Seit mehr als vier Jahren muss sich vor dem Stuttgarter Oberlandesgericht ein zweifacher Familienvater aus Ruanda wegen Kriegsverbrechen im Kongo rechtfertigen Foto: dpa

Die Verteidigung hält einen wegen Rädelsführerschaft in einer terroristischen Vereinigung angeklagten Ruander für unschuldig. „Er wollte nur das Flüchtlingsproblem lösen“, sagt sein Anwalt beim Plädoyer vor dem Stuttgarter Oberlandesgericht.

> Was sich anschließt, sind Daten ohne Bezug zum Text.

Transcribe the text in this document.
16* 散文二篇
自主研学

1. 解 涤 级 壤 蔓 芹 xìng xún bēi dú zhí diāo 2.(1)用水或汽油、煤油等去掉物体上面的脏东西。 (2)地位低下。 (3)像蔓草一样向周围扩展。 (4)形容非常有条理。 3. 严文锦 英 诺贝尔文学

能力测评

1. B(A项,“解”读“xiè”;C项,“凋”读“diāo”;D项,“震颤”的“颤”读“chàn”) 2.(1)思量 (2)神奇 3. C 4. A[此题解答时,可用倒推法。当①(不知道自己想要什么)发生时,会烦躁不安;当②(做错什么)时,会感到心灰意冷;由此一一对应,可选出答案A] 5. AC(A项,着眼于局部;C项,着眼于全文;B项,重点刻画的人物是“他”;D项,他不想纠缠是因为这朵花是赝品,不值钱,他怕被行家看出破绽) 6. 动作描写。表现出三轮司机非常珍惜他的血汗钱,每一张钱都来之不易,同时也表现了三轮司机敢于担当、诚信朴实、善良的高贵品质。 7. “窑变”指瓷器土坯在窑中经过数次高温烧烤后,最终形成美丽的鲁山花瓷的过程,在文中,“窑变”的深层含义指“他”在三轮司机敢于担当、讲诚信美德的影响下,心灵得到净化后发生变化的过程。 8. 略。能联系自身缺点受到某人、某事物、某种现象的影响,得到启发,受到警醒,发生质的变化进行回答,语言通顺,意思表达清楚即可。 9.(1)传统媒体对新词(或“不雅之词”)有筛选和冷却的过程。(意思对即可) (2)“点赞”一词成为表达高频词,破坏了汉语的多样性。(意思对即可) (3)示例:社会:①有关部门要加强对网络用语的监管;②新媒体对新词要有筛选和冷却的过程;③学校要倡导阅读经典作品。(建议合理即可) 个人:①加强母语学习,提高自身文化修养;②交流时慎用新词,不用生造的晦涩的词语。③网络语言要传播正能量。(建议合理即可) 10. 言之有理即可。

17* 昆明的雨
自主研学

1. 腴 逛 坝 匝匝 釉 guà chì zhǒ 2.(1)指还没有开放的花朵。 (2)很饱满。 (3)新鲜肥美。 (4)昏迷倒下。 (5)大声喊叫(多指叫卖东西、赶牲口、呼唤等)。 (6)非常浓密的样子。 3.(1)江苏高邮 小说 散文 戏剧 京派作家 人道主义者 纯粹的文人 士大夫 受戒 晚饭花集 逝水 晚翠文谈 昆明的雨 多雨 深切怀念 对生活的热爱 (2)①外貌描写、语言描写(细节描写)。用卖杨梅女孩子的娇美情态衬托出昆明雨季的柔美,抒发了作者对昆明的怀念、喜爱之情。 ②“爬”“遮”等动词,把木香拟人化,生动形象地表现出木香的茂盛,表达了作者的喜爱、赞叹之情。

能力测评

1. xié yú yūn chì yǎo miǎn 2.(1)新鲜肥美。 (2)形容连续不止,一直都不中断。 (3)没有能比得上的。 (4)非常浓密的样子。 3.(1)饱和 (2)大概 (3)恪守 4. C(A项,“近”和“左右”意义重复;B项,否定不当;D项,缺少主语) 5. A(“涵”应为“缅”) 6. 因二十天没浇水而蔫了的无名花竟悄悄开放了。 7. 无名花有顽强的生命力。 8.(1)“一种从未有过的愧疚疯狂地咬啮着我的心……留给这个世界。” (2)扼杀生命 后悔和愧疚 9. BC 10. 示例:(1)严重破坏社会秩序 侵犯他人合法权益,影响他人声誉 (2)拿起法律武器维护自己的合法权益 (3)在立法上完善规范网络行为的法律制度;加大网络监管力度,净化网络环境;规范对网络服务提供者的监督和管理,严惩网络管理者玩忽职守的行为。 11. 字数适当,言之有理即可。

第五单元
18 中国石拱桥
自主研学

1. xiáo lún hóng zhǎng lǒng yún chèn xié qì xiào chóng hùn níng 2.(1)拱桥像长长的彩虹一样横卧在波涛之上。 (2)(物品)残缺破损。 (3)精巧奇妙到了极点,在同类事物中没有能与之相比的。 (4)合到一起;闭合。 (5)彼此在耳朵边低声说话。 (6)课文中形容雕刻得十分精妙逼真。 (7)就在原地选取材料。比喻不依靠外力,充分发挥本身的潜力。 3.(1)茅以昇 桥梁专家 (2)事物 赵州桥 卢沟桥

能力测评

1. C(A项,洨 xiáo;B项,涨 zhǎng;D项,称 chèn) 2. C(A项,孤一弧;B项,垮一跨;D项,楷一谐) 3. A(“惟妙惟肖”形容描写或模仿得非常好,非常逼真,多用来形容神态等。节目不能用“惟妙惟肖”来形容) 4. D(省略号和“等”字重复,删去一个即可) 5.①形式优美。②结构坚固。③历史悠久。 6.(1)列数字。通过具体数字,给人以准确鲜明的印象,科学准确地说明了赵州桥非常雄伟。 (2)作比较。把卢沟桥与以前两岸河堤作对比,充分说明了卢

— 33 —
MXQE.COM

Stuttgart - Im Prozess gegen zwei Chefs einer ruandischen Rebellenmiliz vor dem Stuttgarter Oberlandesgericht hat die Verteidigung Freispruch für den stellvertretenden Präsidenten Straton Musoni gefordert. Die Bundesanwaltschaft sieht in dem 54-jährigen Vater zweier Kinder, der seit gut 20 Jahren in Neuffen (Kreis Esslingen) lebt und als Computerspezialist zeitweise im baden-württembergischen Justizministerium gearbeitet hat, den Rädelsführer einer terroristischen Vereinigung und hat zwölf Jahre Haft für ihn gefordert.

Die Anklage hält Musoni für einen wichtigen Drahtzieher innerhalb der ruandischen Hutu-Miliz FDLR („Demokratische Kräfte zur Befreiung Ruandas“), die für zahlreiche brutale Kriegsverbrechen und Verbrechen gegen die Menschlichkeit im Osten des Kongo verantwortlich gemacht wird, bei denen Zivilisten auf brutalste Weise massakriert, vergewaltigt, gefoltert und getötet wurden. Sein Verteidiger, der Wuppertaler Rechtsanwalt Jochen Thielmann, hält in seinem Plädoyer vor dem 5. Strafsenat am Montag dagegen: „Würde man eine objektive Liste erstellen, wer für die katastrophalen Zustände im Osten des Kongo verantwortlich ist, würde der Name Straton Musoni sicher nicht darauf erscheinen.“

Für den mitangeklagten Präsidenten der FDLR, Ignace Murwanashyaka (52), der von Mannheim aus per Satellitentelefon, SMS und E-Mail die Aktivitäten der Rebellen im Ostkongo koordiniert haben soll, forderte die Bundesanwaltschaft eine lebenslängliche Freiheitsstrafe sowie die Feststellung einer besonderen Schwere der Schuld, so dass er keine Chance hat, nach 15 Jahren freizukommen.

Nach Ansicht seines Anwalts ist Musoni Opfer – nicht Täter

Sein Mandant habe sich den Ostkongo nicht freiwillig als Betätigungsfeld ausgesucht, betont Thielmann, „nicht weil er politisch Karriere machen wollte oder sich finanzielle Vorteile versprochen hatte, sondern weil er sich um das Wohl seiner Verwandten kümmern wollte, die dort in Flüchtlingslagern ein armseliges Dasein fristen mussten“. Hier werde ein Vater von zwei Kindern beschuldigt, für schreckliche Verbrechen – auch an Kindern – verantwortlich zu sein.

„Wenn wir hier in Deutschland beginnen, Demokraten wie Straton Musoni zu brandmarken, sind wir auf dem Holzweg“, sagte Thielmann. „Musoni als Terroristen zu verurteilen stellt die Dinge auf den Kopf.“

Thielmann wollte nicht ausschließen, dass es zu Straftaten einzelner Mitglieder und Gruppen der FDLR und ihres militärischen Arms, der FOCA, im Ostkongo gekommen sei. Aber im Strafprozess müssten immer die Taten des Einzelnen gesehen werden – und da habe sich Musoni nichts zuschulden kommen lassen. Seinem Mandanten sei es ausschließlich um eine politisch-friedliche Lösung des ruandischen Flüchtlingsproblems gegangen. Sein Verteidiger beschreibt den 54-Jährigen als „Familienvater, Kirchgänger, angepassten Asylanten, unauffälligen Nachbarn in einem Reihenhaus, der einer Arbeit nachgeht“. Es gebe keinerlei extremistische oder rassistische Äußerungen Musonis, die in den Akten oder in Zeugenaussagen dokumentiert sind.

Stellt das Gericht Staatsräson über Rechtsstaatlichkeit?

Dem Gericht wie auch dem Generalbundesanwalt hält er deshalb Prozesseifer vor: „Wie wenig ist dazu notwendig, einen Menschen in einem Terrorprozess anzuklagen und ihn jahrelang in Untersuchungshaft zu halten?“ Er habe den Eindruck, so Thielmann, „dass Gerichte in Terrorverfahren besonders dazu neigen, Staatsräson vor Rechtsstaatlichkeit zu setzen“.